My own dresses were all torn and my hair looked wild. When People saw me, they called me a “mad woman”.

Inside me, I knew, life would offer more to us. And indeed, one day, a great opportunity came: all my children received a scholarship! Life started to change, and the madness was gone. I studied gender science and joined the ministry of women’s affairs.

This job was unique because it made me understand how other women survive. I interviewed hundreds of single mothers, widows, married women, and teenage girls. And out of these experiences, Tamiranashe Trust was born. I introduced the thought of studying hard and being economically empowered to fight poverty. But when I told women to go back to School, most of them refused. “How can we study, if our children cannot go to school?!”

Seeing the struggle of these women, I then opened a school for their children by chasing drunkards out of a beer hall and using simple cardboard walls to create spaces of learning.

On the first day, 500 children were enrolled, and soon we counted almost 2000 students for primary up to tertiary level.

But then we experienced resistance from politicians, other schools that took fees, and especially from men who wanted their beer hall back to get drunk.

Day by day, district officers and policemen came and insulted me right in front of our pupils and staff.
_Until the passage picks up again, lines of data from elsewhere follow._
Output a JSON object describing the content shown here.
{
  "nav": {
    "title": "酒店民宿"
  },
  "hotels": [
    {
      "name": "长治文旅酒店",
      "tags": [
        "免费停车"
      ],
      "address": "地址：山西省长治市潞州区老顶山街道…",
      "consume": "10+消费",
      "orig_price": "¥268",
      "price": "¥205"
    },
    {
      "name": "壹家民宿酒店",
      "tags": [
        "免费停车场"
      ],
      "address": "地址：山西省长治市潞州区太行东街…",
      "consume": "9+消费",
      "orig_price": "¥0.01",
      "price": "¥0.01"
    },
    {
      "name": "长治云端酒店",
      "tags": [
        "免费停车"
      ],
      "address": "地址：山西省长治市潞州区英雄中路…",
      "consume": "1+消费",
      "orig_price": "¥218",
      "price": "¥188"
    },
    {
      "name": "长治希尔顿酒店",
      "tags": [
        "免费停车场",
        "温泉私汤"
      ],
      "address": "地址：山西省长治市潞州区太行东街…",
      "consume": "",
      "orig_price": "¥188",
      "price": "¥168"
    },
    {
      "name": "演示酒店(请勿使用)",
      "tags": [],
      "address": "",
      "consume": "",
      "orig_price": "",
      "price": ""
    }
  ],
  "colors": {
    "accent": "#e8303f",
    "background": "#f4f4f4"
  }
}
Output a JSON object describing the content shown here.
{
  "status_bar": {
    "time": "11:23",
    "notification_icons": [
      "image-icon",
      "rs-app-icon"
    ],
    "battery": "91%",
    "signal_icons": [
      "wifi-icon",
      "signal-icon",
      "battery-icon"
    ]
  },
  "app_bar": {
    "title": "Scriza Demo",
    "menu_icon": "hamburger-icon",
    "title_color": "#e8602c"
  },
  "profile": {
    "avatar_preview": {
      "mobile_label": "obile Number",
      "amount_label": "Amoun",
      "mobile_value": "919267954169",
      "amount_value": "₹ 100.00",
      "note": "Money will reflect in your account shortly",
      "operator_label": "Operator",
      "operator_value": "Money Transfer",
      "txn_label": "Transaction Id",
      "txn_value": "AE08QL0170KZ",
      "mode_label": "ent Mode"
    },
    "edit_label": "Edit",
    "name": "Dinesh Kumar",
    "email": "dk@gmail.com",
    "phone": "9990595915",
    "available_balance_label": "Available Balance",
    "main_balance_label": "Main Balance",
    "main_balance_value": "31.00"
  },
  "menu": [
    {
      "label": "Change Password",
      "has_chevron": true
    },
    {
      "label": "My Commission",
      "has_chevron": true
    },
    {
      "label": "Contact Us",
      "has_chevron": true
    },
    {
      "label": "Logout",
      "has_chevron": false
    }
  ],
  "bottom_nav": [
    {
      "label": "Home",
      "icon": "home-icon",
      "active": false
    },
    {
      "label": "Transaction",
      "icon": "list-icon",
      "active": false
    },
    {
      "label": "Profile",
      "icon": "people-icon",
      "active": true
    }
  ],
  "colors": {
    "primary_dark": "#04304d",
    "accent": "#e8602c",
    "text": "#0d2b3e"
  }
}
It was so embarrassing. It felt like being accused of murder. Luckily, the parents stood by me and wrote a petition. Thus, justice was done, and we were given a chance to continue.

Due to the high demand, our students sit on the floor or on a flat wooden plank, that is balanced on bricks. The teachers, who, for little pay, must entertain more than 80 children at once, are tired of talking from early morning till late afternoon. Therefore, we are now glad that we managed to find a plot of 15 hectares.

The property is flat, so we don’t have to move more mountains. There are many shadowy trees and stones. To demonstrate how to use natural resources in a responsible way, we will construct new learning spaces with mud, stones, and grass.

Eventually, the government cleared my Trust to operate in 4 districts of Zimbabwe Chegutu, Zvimba, Makonde, and Mhondoro Ngezi. Now our students own their path to education, and they understand that their quest for knowledge tramples poverty.

Oh… there is one detail I forgot. My first husband, who threw me out, is now employed by me!